Bitcoin mining chart GPU
Electricity in Jakarta, Indonesia costs three cents per kilowatt hour. That’s 30 cents less than power in the US and Europe. This means, all things being equal and provided you don’t mind your apartment heating up alarmingly, you can make a decent living mining for Bitcoin and Litecoin (another cryptocurrency) using powerful – and hot – graphics cards, each one running at 140 degrees Fahrenheit or more.
That’s exactly what Tiyo Triyanto has decided to do. Using some off-the-shelf components he has jury-rigged a 105 GPU system that can, with intense maintenance, make him $114 a day.
The system, a chain of motherboards, cards, and ethernet cable so convoluted that you could imagine it powering a mad scientist’s lab. Instead, Triyanto has created a very precise and complex mining platform using his own – secret – configurations.
“Currently I’m making about 60 litecoin per day, ” he said. “I’ve kept 95% of the mining profit since April and once the major exchanges start accepting LTC, others will follow, and price is expected to soar. So that 60 LTC could turn into $1, 500.”

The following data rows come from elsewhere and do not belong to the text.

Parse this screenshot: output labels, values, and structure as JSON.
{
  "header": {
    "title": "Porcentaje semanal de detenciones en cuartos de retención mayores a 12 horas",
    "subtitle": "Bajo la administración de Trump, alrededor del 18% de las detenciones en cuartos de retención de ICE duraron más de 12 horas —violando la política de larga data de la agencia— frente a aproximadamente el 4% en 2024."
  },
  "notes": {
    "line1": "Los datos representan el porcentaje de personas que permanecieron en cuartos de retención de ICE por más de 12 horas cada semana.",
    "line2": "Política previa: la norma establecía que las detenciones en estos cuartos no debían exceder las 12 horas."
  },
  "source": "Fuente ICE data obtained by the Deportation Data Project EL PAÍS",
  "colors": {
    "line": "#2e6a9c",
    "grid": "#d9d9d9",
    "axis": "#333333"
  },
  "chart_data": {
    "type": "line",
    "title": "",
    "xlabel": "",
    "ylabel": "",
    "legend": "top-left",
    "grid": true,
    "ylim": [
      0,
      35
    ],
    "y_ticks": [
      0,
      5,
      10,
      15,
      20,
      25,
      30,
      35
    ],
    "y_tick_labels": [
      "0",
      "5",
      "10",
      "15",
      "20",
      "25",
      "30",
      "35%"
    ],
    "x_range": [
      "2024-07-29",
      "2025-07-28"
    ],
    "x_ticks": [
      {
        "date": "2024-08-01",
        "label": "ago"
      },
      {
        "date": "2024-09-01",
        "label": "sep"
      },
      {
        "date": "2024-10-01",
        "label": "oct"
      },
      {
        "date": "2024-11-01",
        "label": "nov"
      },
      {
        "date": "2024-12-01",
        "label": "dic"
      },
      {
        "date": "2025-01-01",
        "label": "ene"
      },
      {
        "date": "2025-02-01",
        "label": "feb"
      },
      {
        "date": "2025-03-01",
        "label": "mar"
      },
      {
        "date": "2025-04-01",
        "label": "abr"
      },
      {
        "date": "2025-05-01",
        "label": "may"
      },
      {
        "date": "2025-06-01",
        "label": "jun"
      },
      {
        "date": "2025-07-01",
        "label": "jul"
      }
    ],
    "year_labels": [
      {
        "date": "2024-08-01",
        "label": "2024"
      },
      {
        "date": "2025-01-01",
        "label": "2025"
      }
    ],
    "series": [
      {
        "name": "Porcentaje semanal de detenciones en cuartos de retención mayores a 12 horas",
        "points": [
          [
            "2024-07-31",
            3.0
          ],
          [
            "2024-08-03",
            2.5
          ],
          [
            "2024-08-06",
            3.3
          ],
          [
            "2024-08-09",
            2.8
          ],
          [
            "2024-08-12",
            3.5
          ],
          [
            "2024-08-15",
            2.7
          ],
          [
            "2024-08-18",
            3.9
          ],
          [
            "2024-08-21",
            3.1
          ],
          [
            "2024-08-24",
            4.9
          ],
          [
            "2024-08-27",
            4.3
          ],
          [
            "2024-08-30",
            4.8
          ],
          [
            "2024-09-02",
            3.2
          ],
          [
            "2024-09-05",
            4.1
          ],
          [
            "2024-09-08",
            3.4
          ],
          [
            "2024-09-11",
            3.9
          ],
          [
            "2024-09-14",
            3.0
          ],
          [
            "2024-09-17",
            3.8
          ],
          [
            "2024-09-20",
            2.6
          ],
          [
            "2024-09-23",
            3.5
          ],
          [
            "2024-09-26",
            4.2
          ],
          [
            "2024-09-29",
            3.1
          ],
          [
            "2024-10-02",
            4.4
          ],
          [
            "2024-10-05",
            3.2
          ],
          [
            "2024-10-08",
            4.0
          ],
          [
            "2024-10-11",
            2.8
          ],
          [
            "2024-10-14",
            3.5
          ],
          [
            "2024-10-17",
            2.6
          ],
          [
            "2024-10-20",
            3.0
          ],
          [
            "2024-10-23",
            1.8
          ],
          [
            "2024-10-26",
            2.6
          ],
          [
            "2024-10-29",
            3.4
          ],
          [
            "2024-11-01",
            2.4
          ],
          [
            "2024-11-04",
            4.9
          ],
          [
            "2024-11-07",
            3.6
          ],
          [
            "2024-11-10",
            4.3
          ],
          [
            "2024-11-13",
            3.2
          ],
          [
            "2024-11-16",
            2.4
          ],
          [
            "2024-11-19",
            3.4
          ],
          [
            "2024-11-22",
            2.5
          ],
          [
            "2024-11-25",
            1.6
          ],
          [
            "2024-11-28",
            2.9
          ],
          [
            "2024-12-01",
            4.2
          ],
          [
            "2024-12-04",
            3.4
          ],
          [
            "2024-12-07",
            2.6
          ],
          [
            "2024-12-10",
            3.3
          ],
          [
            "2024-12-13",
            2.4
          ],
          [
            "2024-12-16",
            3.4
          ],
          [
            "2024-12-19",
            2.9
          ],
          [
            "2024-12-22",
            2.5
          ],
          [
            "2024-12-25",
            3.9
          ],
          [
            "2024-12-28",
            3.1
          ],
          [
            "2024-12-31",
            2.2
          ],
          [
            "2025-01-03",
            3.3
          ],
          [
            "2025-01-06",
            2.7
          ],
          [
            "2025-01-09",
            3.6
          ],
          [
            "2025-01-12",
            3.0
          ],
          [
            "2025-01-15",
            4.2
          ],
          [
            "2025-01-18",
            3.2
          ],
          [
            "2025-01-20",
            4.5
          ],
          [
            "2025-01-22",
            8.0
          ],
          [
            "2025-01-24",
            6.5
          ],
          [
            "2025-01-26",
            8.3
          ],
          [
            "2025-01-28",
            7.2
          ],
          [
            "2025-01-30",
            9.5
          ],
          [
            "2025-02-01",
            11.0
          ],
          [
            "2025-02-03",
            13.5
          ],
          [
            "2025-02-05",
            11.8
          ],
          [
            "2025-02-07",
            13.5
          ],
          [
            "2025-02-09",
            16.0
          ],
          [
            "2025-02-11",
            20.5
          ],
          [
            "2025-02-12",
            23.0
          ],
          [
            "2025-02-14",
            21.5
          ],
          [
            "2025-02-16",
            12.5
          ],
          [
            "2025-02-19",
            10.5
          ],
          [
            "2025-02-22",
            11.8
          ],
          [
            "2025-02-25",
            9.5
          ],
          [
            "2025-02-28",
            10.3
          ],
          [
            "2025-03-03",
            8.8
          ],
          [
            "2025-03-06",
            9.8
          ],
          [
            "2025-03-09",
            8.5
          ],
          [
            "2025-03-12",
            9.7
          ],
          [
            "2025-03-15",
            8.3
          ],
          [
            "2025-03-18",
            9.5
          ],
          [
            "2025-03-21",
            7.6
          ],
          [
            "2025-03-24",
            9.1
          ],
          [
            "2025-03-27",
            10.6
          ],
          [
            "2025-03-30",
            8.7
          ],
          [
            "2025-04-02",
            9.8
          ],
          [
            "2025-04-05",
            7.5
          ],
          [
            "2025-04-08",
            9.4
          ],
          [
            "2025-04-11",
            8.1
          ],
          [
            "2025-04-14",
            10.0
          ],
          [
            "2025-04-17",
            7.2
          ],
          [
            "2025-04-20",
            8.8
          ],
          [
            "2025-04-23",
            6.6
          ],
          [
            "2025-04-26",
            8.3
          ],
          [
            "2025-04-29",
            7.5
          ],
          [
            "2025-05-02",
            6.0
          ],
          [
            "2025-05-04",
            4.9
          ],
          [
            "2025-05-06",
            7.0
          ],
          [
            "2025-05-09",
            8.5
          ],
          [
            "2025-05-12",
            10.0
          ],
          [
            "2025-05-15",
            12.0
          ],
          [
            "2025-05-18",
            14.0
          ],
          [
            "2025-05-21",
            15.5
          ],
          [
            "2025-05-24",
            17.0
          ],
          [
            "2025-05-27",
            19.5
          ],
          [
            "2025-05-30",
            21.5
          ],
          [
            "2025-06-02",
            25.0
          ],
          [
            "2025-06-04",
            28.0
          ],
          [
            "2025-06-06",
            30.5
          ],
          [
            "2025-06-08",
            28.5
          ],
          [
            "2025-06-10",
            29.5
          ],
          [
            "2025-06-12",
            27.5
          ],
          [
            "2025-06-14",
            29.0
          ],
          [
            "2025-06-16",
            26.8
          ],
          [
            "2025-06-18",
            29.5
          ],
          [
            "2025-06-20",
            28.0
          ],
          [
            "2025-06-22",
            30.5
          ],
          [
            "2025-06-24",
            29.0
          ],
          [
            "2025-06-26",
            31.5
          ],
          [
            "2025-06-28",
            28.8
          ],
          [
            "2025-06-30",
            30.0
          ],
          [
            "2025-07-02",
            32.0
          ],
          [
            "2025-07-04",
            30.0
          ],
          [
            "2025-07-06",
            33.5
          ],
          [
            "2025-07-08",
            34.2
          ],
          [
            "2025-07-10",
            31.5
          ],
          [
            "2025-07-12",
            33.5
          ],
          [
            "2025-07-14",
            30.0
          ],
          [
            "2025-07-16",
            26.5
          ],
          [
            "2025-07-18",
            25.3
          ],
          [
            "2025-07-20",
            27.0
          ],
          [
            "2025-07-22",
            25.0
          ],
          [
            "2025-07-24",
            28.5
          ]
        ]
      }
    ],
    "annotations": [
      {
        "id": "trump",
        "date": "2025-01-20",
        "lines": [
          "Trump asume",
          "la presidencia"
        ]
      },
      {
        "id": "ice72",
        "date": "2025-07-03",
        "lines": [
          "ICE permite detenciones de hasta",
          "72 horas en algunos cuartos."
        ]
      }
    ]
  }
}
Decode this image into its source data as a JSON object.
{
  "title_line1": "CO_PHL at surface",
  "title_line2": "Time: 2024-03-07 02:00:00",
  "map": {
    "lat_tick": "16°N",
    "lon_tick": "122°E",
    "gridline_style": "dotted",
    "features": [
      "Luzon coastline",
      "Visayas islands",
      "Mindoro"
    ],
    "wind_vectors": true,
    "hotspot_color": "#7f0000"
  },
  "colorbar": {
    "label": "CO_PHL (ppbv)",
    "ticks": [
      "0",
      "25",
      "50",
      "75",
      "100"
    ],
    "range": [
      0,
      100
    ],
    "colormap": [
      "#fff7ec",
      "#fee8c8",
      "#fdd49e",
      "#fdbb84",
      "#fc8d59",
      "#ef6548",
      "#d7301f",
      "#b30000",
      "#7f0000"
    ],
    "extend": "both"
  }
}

Jakarta, where the temperature hovers around 80 degrees and climb to a balmy 95 with 75% humidity is obviously not an ideal environment for a set of machines that require constant cooling. To keep things from burning up Triyanto aims his machines in different configurations and maintains air conditioners that run in his home all night and day.
“However, having cheap electricity is not enough for me, ” he said. “I kept optimizing my mining farms, did a lot of research and testing, built an effective air cooling method, and created heat flow management and hardware airflow alignment, all in the effort to maximize the mining uptime. When I started I was too eager to get it working and missed a lot of testing.”
In one way Triyanto’s system is genius. Like Kramer in Seinfeld who attempted to cash in on the pricing disparity between bottle returns in New York and Michigan, CS grad Triyanto is cashing in on his home country’s relatively low electricity costs. This arbitrage, while ingenious, could end as sadly as Kramer’s own adventure. Triyanto’s amazing system will be outpaced soon by faster, more efficient mining rigs. In short, this complex, expensive, and seemingly profitable mining rig is about to be eclipsed by newer and better technologies at a pace far faster than the average user can match.